The border ridge is reached 2 mi east of Kirk Yetholm. On the English side the trail descends through the Northumberland National Park to the village of Hethpool in the College Valley. The trail then climbs through the foothills of the Cheviot Hills, passing just south of the hillforts of Yeavering Bell and Humbleton Hill, to the town of Wooler.

From Wooler the Way ascends the valley of the River Till to the twin villages of West Horton and East Horton. It then follows farmland tracks to St. Cuthbert's Cave near Holburn. Near the cave it joins St Oswald's Way and the Northumberland Coast Path (part of the England Coast Path) to head north through Fenwick to the coast just east of Beal.
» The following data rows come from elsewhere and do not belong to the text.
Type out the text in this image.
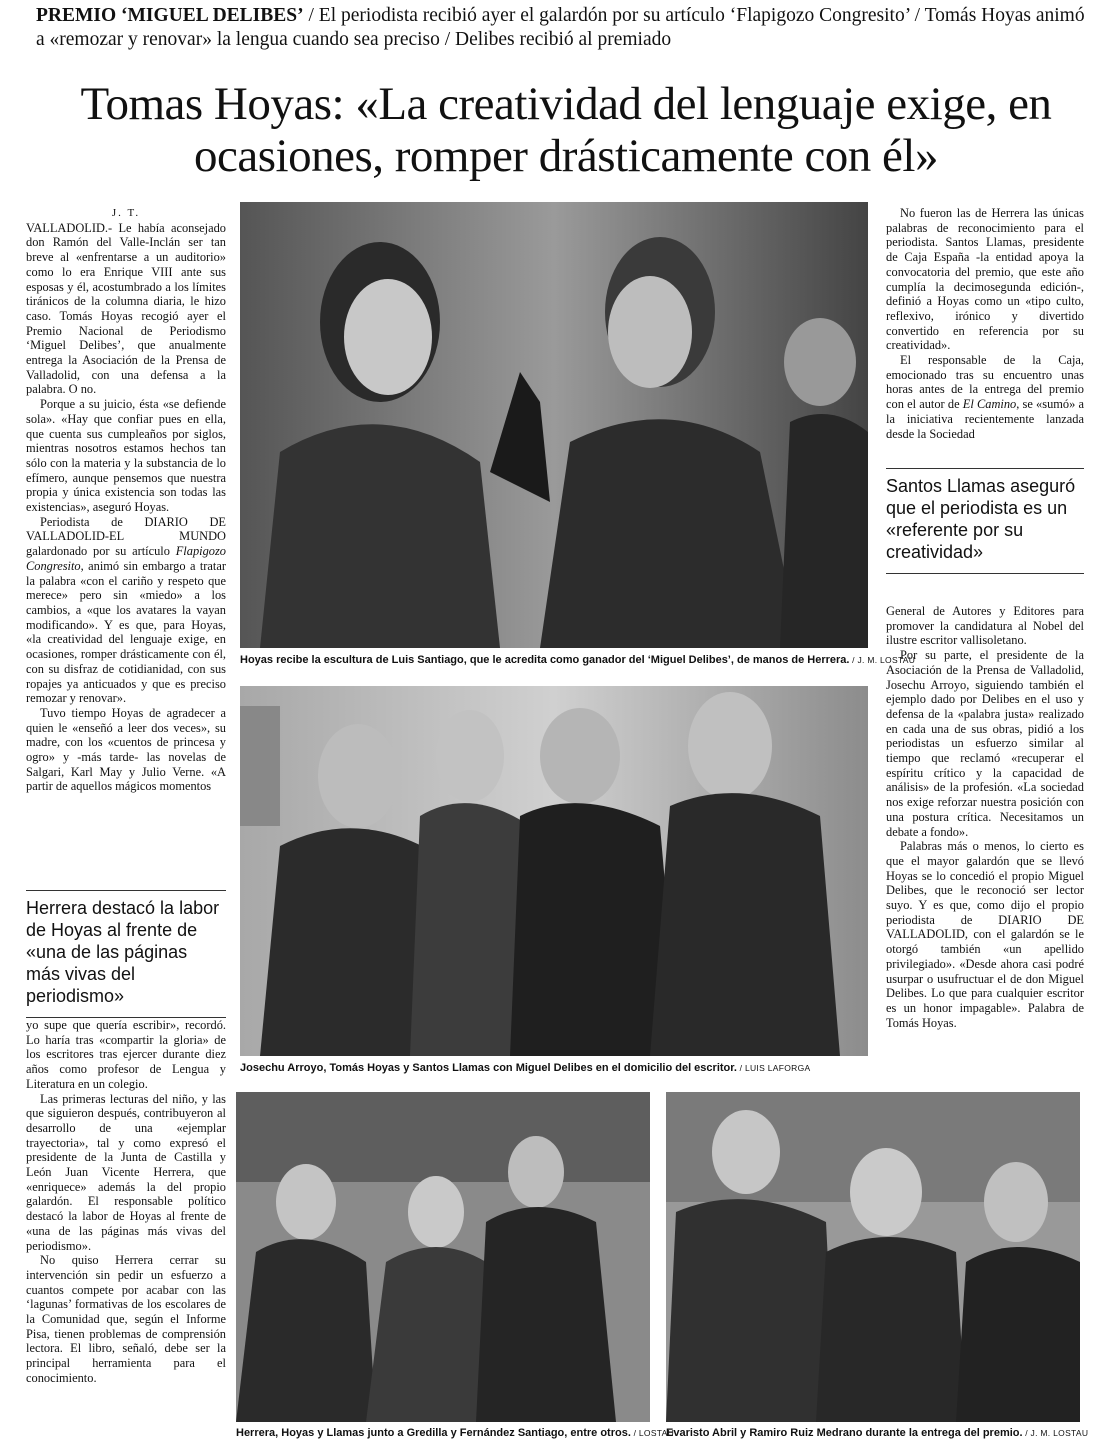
PREMIO ‘MIGUEL DELIBES’ / El periodista recibió ayer el galardón por su artículo ‘Flapigozo Congresito’ / Tomás Hoyas animó a «remozar y renovar» la lengua cuando sea preciso / Delibes recibió al premiado
Tomas Hoyas: «La creatividad del lenguaje exige, en ocasiones, romper drásticamente con él»

J. T.

VALLADOLID.- Le había aconsejado don Ramón del Valle-Inclán ser tan breve al «enfrentarse a un auditorio» como lo era Enrique VIII ante sus esposas y él, acostumbrado a los límites tiránicos de la columna diaria, le hizo caso. Tomás Hoyas recogió ayer el Premio Nacional de Periodismo ‘Miguel Delibes’, que anualmente entrega la Asociación de la Prensa de Valladolid, con una defensa a la palabra. O no.

Porque a su juicio, ésta «se defiende sola». «Hay que confiar pues en ella, que cuenta sus cumpleaños por siglos, mientras nosotros estamos hechos tan sólo con la materia y la substancia de lo efímero, aunque pensemos que nuestra propia y única existencia son todas las existencias», aseguró Hoyas.

Periodista de DIARIO DE VALLADOLID-EL MUNDO galardonado por su artículo Flapigozo Congresito, animó sin embargo a tratar la palabra «con el cariño y respeto que merece» pero sin «miedo» a los cambios, a «que los avatares la vayan modificando». Y es que, para Hoyas, «la creatividad del lenguaje exige, en ocasiones, romper drásticamente con él, con su disfraz de cotidianidad, con sus ropajes ya anticuados y que es preciso remozar y renovar».

Tuvo tiempo Hoyas de agradecer a quien le «enseñó a leer dos veces», su madre, con los «cuentos de princesa y ogro» y -más tarde- las novelas de Salgari, Karl May y Julio Verne. «A partir de aquellos mágicos momentos

Herrera destacó la labor de Hoyas al frente de «una de las páginas más vivas del periodismo»

yo supe que quería escribir», recordó. Lo haría tras «compartir la gloria» de los escritores tras ejercer durante diez años como profesor de Lengua y Literatura en un colegio.

Las primeras lecturas del niño, y las que siguieron después, contribuyeron al desarrollo de una «ejemplar trayectoria», tal y como expresó el presidente de la Junta de Castilla y León Juan Vicente Herrera, que «enriquece» además la del propio galardón. El responsable político destacó la labor de Hoyas al frente de «una de las páginas más vivas del periodismo».

No quiso Herrera cerrar su intervención sin pedir un esfuerzo a cuantos compete por acabar con las ‘lagunas’ formativas de los escolares de la Comunidad que, según el Informe Pisa, tienen problemas de comprensión lectora. El libro, señaló, debe ser la principal herramienta para el conocimiento.

Hoyas recibe la escultura de Luis Santiago, que le acredita como ganador del ‘Miguel Delibes’, de manos de Herrera. / J. M. LOSTAU
Josechu Arroyo, Tomás Hoyas y Santos Llamas con Miguel Delibes en el domicilio del escritor. / LUIS LAFORGA
Herrera, Hoyas y Llamas junto a Gredilla y Fernández Santiago, entre otros. / LOSTAU
Evaristo Abril y Ramiro Ruiz Medrano durante la entrega del premio. / J. M. LOSTAU

No fueron las de Herrera las únicas palabras de reconocimiento para el periodista. Santos Llamas, presidente de Caja España -la entidad apoya la convocatoria del premio, que este año cumplía la decimosegunda edición-, definió a Hoyas como un «tipo culto, reflexivo, irónico y divertido convertido en referencia por su creatividad».

El responsable de la Caja, emocionado tras su encuentro unas horas antes de la entrega del premio con el autor de El Camino, se «sumó» a la iniciativa recientemente lanzada desde la Sociedad

Santos Llamas aseguró que el periodista es un «referente por su creatividad»

General de Autores y Editores para promover la candidatura al Nobel del ilustre escritor vallisoletano.

Por su parte, el presidente de la Asociación de la Prensa de Valladolid, Josechu Arroyo, siguiendo también el ejemplo dado por Delibes en el uso y defensa de la «palabra justa» realizado en cada una de sus obras, pidió a los periodistas un esfuerzo similar al tiempo que reclamó «recuperar el espíritu crítico y la capacidad de análisis» de la profesión. «La sociedad nos exige reforzar nuestra posición con una postura crítica. Necesitamos un debate a fondo».

Palabras más o menos, lo cierto es que el mayor galardón que se llevó Hoyas se lo concedió el propio Miguel Delibes, que le reconoció ser lector suyo. Y es que, como dijo el propio periodista de DIARIO DE VALLADOLID, con el galardón se le otorgó también «un apellido privilegiado». «Desde ahora casi podré usurpar o usufructuar el de don Miguel Delibes. Lo que para cualquier escritor es un honor impagable». Palabra de Tomás Hoyas.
The last section across the sands to Lindisfarne (Holy Island) can only be walked at low tide, either by the modern road or by the historic, more direct, Pilgrims’ Path, marked by posts.

==Connecting paths==
The route is designated as one of Scotland's Great Trails by NatureScot, and links with two other Great Trails: the Borders Abbeys Way and the Southern Upland Way. In England, St Cuthbert's Way connects with the Pennine Way, one of the National Trails of England and Wales, but is not itself classified as National Trail. The Way also links to St Oswald's Way, the England Coast Path, the Roman Heritage Way and the Sir Walter Scott Way.

== In popular culture ==
It featured in series 8 of the BBC TV series Pilgrimage in 2026.